Phishing incidents dominated losses at $293 million, together with two large assaults stealing $238 million in Bitcoin and $55 million in DAI stablecoin.
More disturbing, simply yesterday, a new cross-platform malware, referred to as ModStealer, was found.
This subtle malware targets 56 browser-based pockets extensions throughout Windows, macOS, and Linux programs whereas evading conventional antivirus detection by means of JavaScript-based distribution strategies.
The malware is distributed by means of a faux job recruiter advert marketing campaign, much like this phishing marketing campaign, concentrating on victims on a big scale.
Notably, North Korean state-sponsored teams have been concerned in a big a part of these felony actions, leading to $1.6 billion in losses, which represents 70% of the total losses in H1 2025.
The infamous Lazarus group performed the biggest single hack in crypto historical past, stealing $1.46 billion from Bybit in February.

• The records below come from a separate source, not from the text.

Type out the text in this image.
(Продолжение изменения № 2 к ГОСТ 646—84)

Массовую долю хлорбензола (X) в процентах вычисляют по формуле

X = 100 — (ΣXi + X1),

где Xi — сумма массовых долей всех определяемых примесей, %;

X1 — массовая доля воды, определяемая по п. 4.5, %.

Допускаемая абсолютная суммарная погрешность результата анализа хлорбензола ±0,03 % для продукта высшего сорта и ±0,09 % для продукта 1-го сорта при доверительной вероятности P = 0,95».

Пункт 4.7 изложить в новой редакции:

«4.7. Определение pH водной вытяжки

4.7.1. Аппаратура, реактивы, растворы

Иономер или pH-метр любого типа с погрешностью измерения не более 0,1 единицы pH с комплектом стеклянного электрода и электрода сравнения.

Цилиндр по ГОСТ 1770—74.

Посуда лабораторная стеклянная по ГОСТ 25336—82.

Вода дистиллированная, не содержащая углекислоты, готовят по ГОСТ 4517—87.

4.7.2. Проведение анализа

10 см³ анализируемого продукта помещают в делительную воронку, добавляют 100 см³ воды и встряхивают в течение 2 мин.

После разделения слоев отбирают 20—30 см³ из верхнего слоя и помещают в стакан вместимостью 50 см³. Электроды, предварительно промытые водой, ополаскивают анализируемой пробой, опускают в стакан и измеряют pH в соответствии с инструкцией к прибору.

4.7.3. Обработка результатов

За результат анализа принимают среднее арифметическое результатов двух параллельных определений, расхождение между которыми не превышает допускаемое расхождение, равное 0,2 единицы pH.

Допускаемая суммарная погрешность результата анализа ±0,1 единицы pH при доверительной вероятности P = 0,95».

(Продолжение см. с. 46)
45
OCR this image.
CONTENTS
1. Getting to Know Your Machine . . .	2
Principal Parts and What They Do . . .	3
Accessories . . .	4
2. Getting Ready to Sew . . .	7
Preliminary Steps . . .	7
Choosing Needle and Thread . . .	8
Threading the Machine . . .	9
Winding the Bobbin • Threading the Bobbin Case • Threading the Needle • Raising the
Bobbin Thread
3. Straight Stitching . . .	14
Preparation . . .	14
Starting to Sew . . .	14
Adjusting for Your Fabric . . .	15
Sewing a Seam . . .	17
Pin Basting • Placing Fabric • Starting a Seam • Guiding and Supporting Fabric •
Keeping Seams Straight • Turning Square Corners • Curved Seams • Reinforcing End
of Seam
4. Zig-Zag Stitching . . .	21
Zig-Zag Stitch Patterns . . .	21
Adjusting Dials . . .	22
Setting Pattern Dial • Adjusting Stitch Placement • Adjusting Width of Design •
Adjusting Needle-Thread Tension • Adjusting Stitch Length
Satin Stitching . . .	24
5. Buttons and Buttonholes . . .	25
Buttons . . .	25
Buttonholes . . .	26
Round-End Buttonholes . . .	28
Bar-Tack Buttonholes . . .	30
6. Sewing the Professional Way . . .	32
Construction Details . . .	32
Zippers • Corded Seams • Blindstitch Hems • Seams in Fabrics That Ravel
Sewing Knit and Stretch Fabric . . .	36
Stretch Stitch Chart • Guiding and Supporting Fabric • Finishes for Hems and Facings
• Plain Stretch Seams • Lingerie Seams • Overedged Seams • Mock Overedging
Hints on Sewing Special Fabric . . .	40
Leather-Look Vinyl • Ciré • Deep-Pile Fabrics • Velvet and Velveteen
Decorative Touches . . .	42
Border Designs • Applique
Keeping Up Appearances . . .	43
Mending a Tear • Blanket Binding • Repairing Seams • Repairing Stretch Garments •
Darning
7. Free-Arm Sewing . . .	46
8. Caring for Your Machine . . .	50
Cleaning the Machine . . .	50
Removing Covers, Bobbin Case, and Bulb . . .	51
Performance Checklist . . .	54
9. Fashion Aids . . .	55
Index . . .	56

Infrastructure assaults dominated the menace panorama, accounting for over 80% of stolen funds by means of non-public key compromises and front-end exploits.
These assaults averaged ten occasions bigger than protocol-based vulnerabilities, with social engineering and insider entry regularly enabling large breaches.
In an interview with Cryptonews, Crystal CEO Navin Gupta warns that trendy scammers exploit psychological manipulation by means of ways that embody urgency, authority, and familiarity.
How are scammers stealing billions in crypto? We sat down with @CrystalPlatform CEO Navin Gupta as he breaks down the psychology, AI-powered ways, and the #1 mindset shift that would stop most fraud.#CryptoScam #Deepfakehttps://t.co/9WQQvGSuED
— Cryptonews.com (@cryptonews) June 24, 2025
AI-powered personalization additionally allows attackers to craft convincing messages utilizing leaked information and behavioral profiling, making detection more and more tough for victims.
Protection methods embody verifying all communications by means of official channels, avoiding email-based software program downloads, and implementing {hardware} safety keys as an alternative of SMS-based two-factor authentication.
Gupta significantly suggested to “assume each unsolicited message is a possible assault. That psychological shift alone filters out 80% of menace vectors. If somebody reaches out with urgency, secrecy, or flattery — cease. Your greatest protection is deliberate doubt.”
Users are urged to bookmark reliable web sites quite than counting on engines like google and stay skeptical of unsolicited communications claiming pressing safety updates.
The submit Blockstream Issues Alert Over Fake Email Phishing Campaign Targeting Hardware Wallet Users appeared first on Cryptonews.